L’auteure de ce roman fait mentir tous ceux qui prétendent que la littérature québécoise se regarde le nombril.
Un jour, une petite fille blanche d’environ sept ans surprend une petite noire se faire malmener et demande à son père d’intervenir, ce qu’il fait, sans tenir compte des paroles de celui qui lui amène l’enfant « Prenez garde, on la dit possédée par le diable, elle ne vous servira pas à grand chose». Il faut savoir que nous sommes au milieu du 19e siècle au Sud des États-Unis à la veille de la guerre de Sécession, et l’esclavage va de soi. Les noirs sont faits pour travailler, comme d’autres penser, c’est une loi naturelle, c’est ce que pensent une bonne part des citoyens.
Ce qui fait qu’une blanche et une noire. à peu près du même âge, grandiront côte à côte sur un domaine où la blancheur règne ; les champs de coton de la Louisiane. Il ne faut pas croire que l’auteure fouillera les sillons de l’histoire avec son H majuscule, ce qui nous sera raconté n’a rien d’historique mais s’ancre plutôt par l’image, imprégnant le tissu d’un imaginaire, celui de chaque lecteur.
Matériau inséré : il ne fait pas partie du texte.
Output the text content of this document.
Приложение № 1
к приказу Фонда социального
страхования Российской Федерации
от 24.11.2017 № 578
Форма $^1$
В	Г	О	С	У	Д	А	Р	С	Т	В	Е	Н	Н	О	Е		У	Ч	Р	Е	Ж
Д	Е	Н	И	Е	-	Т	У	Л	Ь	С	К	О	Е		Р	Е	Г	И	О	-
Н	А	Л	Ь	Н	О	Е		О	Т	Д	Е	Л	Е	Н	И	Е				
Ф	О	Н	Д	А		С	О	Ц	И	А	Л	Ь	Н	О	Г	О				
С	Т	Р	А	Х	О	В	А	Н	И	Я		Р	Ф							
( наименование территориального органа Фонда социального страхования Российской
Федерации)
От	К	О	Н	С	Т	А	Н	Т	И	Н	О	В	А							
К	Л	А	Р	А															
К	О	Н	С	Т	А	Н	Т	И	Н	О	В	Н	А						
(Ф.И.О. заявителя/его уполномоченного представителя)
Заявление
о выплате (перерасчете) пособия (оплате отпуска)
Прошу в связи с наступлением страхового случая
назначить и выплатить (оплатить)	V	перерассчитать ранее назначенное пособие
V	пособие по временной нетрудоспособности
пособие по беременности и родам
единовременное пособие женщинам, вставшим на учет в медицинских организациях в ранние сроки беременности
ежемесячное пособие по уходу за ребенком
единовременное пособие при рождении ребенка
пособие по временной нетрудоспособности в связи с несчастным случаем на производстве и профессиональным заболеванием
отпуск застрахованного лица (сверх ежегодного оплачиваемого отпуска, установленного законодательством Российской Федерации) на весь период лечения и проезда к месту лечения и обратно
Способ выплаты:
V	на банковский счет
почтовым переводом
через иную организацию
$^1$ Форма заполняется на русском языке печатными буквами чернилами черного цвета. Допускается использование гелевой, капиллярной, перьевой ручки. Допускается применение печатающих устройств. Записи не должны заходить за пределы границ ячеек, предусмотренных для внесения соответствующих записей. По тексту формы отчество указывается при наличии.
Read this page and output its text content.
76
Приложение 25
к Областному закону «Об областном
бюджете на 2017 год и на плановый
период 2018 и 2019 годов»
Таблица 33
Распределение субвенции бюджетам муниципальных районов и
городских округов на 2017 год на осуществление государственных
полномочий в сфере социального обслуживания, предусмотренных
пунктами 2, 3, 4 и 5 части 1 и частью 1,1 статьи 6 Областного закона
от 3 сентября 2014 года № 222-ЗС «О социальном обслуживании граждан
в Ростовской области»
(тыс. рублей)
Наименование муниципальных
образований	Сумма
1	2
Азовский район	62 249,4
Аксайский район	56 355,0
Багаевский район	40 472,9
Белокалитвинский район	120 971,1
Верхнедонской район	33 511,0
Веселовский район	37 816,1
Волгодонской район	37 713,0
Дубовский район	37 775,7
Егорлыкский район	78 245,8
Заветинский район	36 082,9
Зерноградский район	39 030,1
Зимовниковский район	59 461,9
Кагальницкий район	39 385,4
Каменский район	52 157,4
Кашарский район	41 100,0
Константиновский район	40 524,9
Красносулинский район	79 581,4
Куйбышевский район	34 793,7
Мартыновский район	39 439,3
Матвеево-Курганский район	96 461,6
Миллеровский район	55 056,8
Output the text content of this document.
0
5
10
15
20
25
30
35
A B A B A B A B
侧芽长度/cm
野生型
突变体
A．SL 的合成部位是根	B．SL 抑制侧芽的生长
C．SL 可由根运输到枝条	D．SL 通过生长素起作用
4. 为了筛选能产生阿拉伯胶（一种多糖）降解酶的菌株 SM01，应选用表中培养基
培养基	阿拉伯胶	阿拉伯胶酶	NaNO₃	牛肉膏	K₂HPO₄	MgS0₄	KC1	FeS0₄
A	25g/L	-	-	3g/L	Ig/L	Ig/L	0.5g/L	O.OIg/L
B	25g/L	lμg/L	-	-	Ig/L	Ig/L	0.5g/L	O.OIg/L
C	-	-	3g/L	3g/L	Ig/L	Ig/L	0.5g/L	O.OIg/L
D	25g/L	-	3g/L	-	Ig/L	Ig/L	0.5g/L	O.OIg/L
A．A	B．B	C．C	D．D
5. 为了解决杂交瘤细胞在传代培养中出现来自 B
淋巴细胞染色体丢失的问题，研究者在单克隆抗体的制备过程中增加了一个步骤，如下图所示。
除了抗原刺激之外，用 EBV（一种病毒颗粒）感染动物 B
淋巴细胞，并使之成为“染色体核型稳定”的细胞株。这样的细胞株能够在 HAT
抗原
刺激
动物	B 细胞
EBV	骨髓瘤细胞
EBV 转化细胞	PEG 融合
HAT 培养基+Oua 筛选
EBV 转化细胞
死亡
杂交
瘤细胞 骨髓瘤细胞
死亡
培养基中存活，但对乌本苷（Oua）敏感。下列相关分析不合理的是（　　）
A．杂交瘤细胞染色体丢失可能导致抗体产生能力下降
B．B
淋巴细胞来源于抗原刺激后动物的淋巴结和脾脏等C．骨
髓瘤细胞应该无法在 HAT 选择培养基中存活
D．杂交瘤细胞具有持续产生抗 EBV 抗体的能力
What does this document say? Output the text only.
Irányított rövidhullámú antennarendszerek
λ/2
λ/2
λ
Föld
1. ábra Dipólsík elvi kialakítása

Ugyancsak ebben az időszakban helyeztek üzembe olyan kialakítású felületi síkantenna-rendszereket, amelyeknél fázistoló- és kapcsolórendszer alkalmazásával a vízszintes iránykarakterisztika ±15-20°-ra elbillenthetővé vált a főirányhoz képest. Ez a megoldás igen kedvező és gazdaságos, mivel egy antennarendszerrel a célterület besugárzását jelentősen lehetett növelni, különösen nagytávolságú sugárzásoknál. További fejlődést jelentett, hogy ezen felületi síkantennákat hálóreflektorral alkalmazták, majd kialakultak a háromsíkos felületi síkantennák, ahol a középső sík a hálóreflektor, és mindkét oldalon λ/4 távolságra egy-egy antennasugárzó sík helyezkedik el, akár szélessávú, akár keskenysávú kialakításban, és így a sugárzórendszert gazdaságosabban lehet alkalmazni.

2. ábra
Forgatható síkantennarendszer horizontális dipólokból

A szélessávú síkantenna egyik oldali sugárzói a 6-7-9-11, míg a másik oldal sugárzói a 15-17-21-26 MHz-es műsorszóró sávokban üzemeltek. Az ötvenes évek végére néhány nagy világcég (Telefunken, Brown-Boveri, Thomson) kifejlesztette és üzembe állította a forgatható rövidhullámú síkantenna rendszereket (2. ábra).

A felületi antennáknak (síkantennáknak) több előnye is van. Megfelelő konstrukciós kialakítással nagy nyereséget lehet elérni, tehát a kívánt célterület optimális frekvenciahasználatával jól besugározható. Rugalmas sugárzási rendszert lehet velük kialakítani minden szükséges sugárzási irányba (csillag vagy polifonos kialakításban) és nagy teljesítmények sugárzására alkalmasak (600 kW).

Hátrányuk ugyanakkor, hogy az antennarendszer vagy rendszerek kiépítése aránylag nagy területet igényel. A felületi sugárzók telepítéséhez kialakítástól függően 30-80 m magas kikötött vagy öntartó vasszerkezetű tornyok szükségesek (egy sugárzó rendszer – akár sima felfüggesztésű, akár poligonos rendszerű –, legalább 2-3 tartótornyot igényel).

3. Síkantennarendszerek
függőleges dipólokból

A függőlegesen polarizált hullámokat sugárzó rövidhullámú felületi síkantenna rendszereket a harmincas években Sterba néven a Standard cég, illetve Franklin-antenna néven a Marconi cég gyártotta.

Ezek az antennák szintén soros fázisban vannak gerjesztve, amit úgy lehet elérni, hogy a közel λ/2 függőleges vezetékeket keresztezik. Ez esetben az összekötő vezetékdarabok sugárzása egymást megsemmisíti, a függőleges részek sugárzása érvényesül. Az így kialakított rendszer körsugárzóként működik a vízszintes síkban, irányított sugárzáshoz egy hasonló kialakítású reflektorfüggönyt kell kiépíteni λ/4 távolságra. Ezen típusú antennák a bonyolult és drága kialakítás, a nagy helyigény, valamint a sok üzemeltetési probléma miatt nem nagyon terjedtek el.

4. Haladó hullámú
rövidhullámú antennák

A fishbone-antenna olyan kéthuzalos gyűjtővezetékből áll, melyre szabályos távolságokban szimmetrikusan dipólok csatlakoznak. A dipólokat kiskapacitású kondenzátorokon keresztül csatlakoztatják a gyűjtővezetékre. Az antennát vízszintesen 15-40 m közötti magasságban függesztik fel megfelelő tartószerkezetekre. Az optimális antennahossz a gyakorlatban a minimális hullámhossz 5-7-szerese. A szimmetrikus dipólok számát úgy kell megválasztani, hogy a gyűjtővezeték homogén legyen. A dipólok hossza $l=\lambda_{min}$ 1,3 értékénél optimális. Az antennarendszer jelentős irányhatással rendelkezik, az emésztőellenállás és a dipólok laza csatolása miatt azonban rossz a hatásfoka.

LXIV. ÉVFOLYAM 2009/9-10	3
Je commence à croire que Dominique Fortier aime coudre, pour le souvenir qu’il me reste du Bon usage des étoiles où elle a amalgamé des pièces sur d’autres pièces, qui ne semblaient pas aller ensemble mais qui, en bout de ligne, finissent par former un tout. Elle faufile des pans d’anecdotes ensemble, les couds avec des coutures si fines qu’à peine visibles, le résultat donne un seul morceau qui s’appelle un roman.
Avec La porte du ciel, on peut parler d’un patchwork, ce tissu fait de morceaux disparates cousus les uns aux autres. L’élément principal pour moi a été la vie de ces deux êtres de sexe féminin, la blanche au statut clair, la noire au statut embrouillé. J’ai éprouvé un intérêt curieux, presque voyeur, à les connaître intimement. J’aspirais à toucher de quoi était faite cette relation ambigüe. De quelle manière s’aimaient-elles dans ce contexte où celle qui n’est pas blanche couchait au pied du lit de celle qui l’est. La noire balayant le plancher, faisant du petit point dans la même pièce que les demoiselles blanches, mais retirée dans un coin. Pendant qu’une est toute en parole et en droits acquis, l’autre est toute en silence et en devoirs imposés. J’aurais aimé me faufiler entre les deux et voir l’émotion.
Pendant que j’attendais, courais même après cette émotion, l’auteure me sortait du quotidien des jeunes filles et m’amenait, plus haut, plus loin. La plume de Dominique Fortier vole au-dessus de l’étendue du monde, plume qu’on peut traiter de poétique par son utilisation du symbole. L’image forte toujours l’emporte, la métaphore, le sens caché, la parabole. Ce qui en fait un texte à réfléchir et à contempler. L’entrée en matière nous en donnera une bonne idée ; ne perdons pas de vue le Roi Coton !
Le silence s’entend entre les personnages. Les gens se parlent pourtant, leurs bouches font du bruit, mais ne sont pas particulièrement articulées par l’émotion. Les relations n’exposent pas l’écheveau des émotions humaines. Ça fait certainement curieux quand on s’y arrête, et je m’y suis arrêtée. Parce que l’émotion entre les gens se tait, certains pourraient accuser le texte de froideur. Je comprends que l’on puisse l’aborder de cette façon, mais quant à moi, pourtant grande consommatrice d’émotions dans la vie comme dans mes lectures, je me suis laissé entrainer par la grandeur et la beauté que l’auteure désigne. De toutes manières combien d’auteurs sont des spécialistes de l’émotion relationnelle ! À chacun son style.
Je ne vous ai pas encore dit qu’on y aborde la guerre, les moeurs du mariage, les traditions précieusement transmises. On parle aussi couleur, motif, tissu, coton. Et bien sûr, d’exploitation, de richesse acquise, de pauvreté extrême sur fond noir et blanc. Est rajouté à La porte du ciel, une voix narrative, qui apostrophe le lecteur sans crier j’arrive ! J’en ai été surprise, et à chaque fois. Je ne sais pas encore si j’ai aimé tellement elle m’a fait sursauter ! Qu’importe, puisqu’il en sera probablement autrement au prochain roman de Dominique Fortier. Ainsi vont les gens créatifs, à ne jamais faire deux fois la même chose.
Une auteure dont la plume est si belle que les mots restent là, bien ancrés en nous longtemps après les avoir parcourus. C’est signe d’un grand talent.